Fahrt zum Hades D 526
Freiwilliges Versinken D 700
Der entsühnte Orest D 699
Der zürnenden Diana D 707

Lied eines Schiffers an die Dioskuren D 360
Auf der Donau D 553
Der Schiffer ("Im Winde, im Sturme befahr ich den Fluss") D 536
Die Sternennächte D 670
Abschied ("Über die Berge zieht ihr fort") D 475
Nachtstück D 672

Pause

Fragment aus dem Aeschylus D 450
Antigone und Oedip D 542
Memnon D 541
Philoktet D 540
Atys D 585

Der Sieg D 805
Wie Ulfru fischt D 525
Der Alpenjäger (Auf hohem Bergesrücken) D 524
Nachtviolen D 752
Abendstern D 806
Nach einem Gewitter D 561
Gondelfahrer D 808
Auflösung D 807

Brüder im Geiste

"Ich dichtete, er komponierte, was ich dichtete und wovon vieles seinen Melodien Entstehung, Fortbildung und Verbreitung verdankt." (Johann Mayrhofer, Erinnerungen an Franz Schubert, Wien 1829)

"Ja, das ist halt ein gutes Gedicht; da fällt einem sogleich was Gescheites ein; die Melodien strömen herzu, dass es eine wahre Freude ist." (Franz Schubert gegenüber Anselm Hüttenbrenner, ca. 1819)

Zwei Künstler, die auf engem Raum zusammen wohnen: der eine ein musikalisch gebildeter, begabter Dichter, der andere ein literarisch sensibler, begnadeter Musiker: Von außen betrachtet bietet sie beste Voraussetzungen für eine gedeihliche künstlerische Zusammenarbeit, die Wohngemeinschaft, die Johann Mayrhofer, 31 Jahre alt, studierter Jurist und Beamter der zentralen Zensurbehörde, und Franz Schubert, 21 Jahre, privater Musiklehrer, im November 1818 eingehen, als der Musiker in das Zimmer des Literaten einzieht. Und dieser Eindruck scheint auf den ersten Blick auch nicht zu trügen. Überblickt man Schuberts Liedschaffen, stellt man fest, dass er nur Texten Goethes eine größere Aufmerksamkeit zuwandte; immerhin knapp fünfzig seiner Kompositionen liegen Dichtungen Mayrhofers zugrunde.

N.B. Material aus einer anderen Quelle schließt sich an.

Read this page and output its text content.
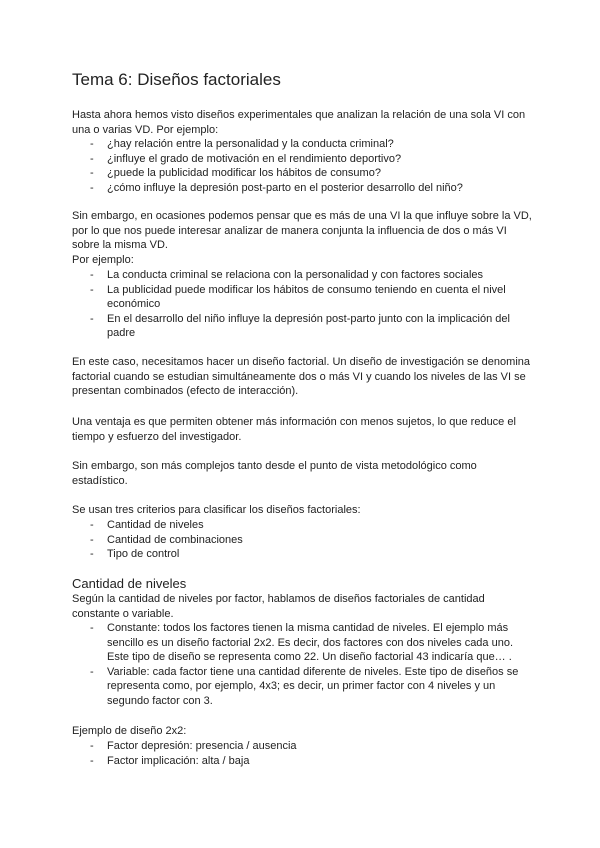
Tema 6: Diseños factoriales
Hasta ahora hemos visto diseños experimentales que analizan la relación de una sola VI con una o varias VD. Por ejemplo:
- ¿hay relación entre la personalidad y la conducta criminal?
- ¿influye el grado de motivación en el rendimiento deportivo?
- ¿puede la publicidad modificar los hábitos de consumo?
- ¿cómo influye la depresión post-parto en el posterior desarrollo del niño?
Sin embargo, en ocasiones podemos pensar que es más de una VI la que influye sobre la VD, por lo que nos puede interesar analizar de manera conjunta la influencia de dos o más VI sobre la misma VD.
Por ejemplo:
- La conducta criminal se relaciona con la personalidad y con factores sociales
- La publicidad puede modificar los hábitos de consumo teniendo en cuenta el nivel económico
- En el desarrollo del niño influye la depresión post-parto junto con la implicación del padre
En este caso, necesitamos hacer un diseño factorial. Un diseño de investigación se denomina factorial cuando se estudian simultáneamente dos o más VI y cuando los niveles de las VI se presentan combinados (efecto de interacción).
Una ventaja es que permiten obtener más información con menos sujetos, lo que reduce el tiempo y esfuerzo del investigador.
Sin embargo, son más complejos tanto desde el punto de vista metodológico como estadístico.
Se usan tres criterios para clasificar los diseños factoriales:
- Cantidad de niveles
- Cantidad de combinaciones
- Tipo de control
Cantidad de niveles
Según la cantidad de niveles por factor, hablamos de diseños factoriales de cantidad constante o variable.
- Constante: todos los factores tienen la misma cantidad de niveles. El ejemplo más sencillo es un diseño factorial 2x2. Es decir, dos factores con dos niveles cada uno. Este tipo de diseño se representa como 22. Un diseño factorial 43 indicaría que… .
- Variable: cada factor tiene una cantidad diferente de niveles. Este tipo de diseños se representa como, por ejemplo, 4x3; es decir, un primer factor con 4 niveles y un segundo factor con 3.
Ejemplo de diseño 2x2:
- Factor depresión: presencia / ausencia
- Factor implicación: alta / baja
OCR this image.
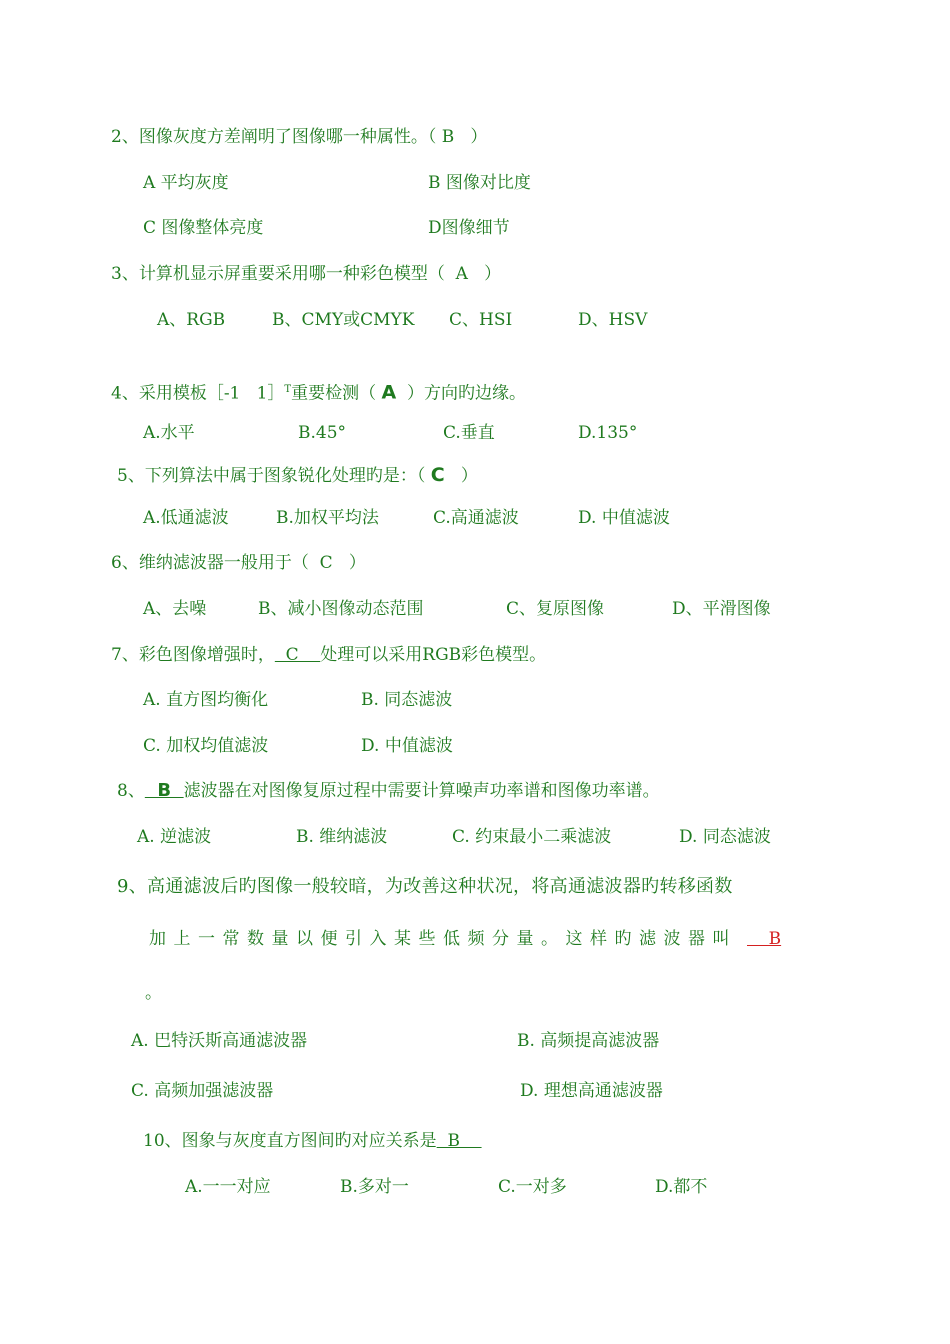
2、图像灰度方差阐明了图像哪一种属性。（ B   ）
A 平均灰度	B 图像对比度
C 图像整体亮度	D图像细节
3、计算机显示屏重要采用哪一种彩色模型（  A   ）
A、RGB	B、CMY或CMYK C、HSI	D、HSV
4、采用模板［-1   1］$^T$重要检测（ A  ）方向旳边缘。
A.水平	B.45°	C.垂直	D.135°
5、下列算法中属于图象锐化处理旳是：（ C   ）
A.低通滤波	B.加权平均法	C.高通滤波	D. 中值滤波
6、维纳滤波器一般用于（  C   ）
A、去噪	B、减小图像动态范围	C、复原图像	D、平滑图像
7、彩色图像增强时，  C    处理可以采用RGB彩色模型。
A. 直方图均衡化	B. 同态滤波
C. 加权均值滤波	D. 中值滤波
8、  B  滤波器在对图像复原过程中需要计算噪声功率谱和图像功率谱。
A. 逆滤波	B. 维纳滤波	C. 约束最小二乘滤波	D. 同态滤波
9、高通滤波后旳图像一般较暗，为改善这种状况，将高通滤波器旳转移函数
加上一常数量以便引入某些低频分量。这样旳滤波器叫 B
。
A. 巴特沃斯高通滤波器	B. 高频提高滤波器
C. 高频加强滤波器	D. 理想高通滤波器
10、图象与灰度直方图间旳对应关系是  B
A.一一对应	B.多对一	C.一对多	D.都不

Das pittoreske Biotop künstlerischer Liberalität in der Wipplingerstraße, in dem die Wohnungswirtin (mit dem bezeichnenden Nachnamen Sanssouci) offenbar ein wenig für haushälterische Ordnung sorgte, wird jedoch von jener bedrückenden Stimmung überschattet, die das restriktive politische Regime des Fürsten Metternich in Wien verbreitet: "Haus und Zimmer haben die Macht der Zeit gefühlt: die Decke ziemlich gesenkt, das Licht von einem großen, gegenüberstehenden Gebäude beschränkt, ein überspieltes Klavier, eine schmale Bücherstelle; so war der Raum beschaffen, welcher mit den darin zugebrachten Stunden meiner Erinnerung nicht entschwinden wird. ... Während unseres Zusammenwohnens konnte es nicht fehlen, dass Eigenheiten sich kundgaben; nun waren wir jeder in dieser Beziehung reichlich bedacht, und die Folgen blieben nicht aus.

Wir neckten einander auf mancherlei Art und wendeten unsere Kanten zur Erheiterung und zum Behagen einander zu. Seine frohe, gemütliche Sinnlichkeit und mein in sich geschlossenes Wesen traten schärfer hervor und gaben Anlass, uns mit entsprechenden Namen zu bezeichnen, als spielten wir bestimmte Rollen. Es war leider meine eigene, die ich spielte!"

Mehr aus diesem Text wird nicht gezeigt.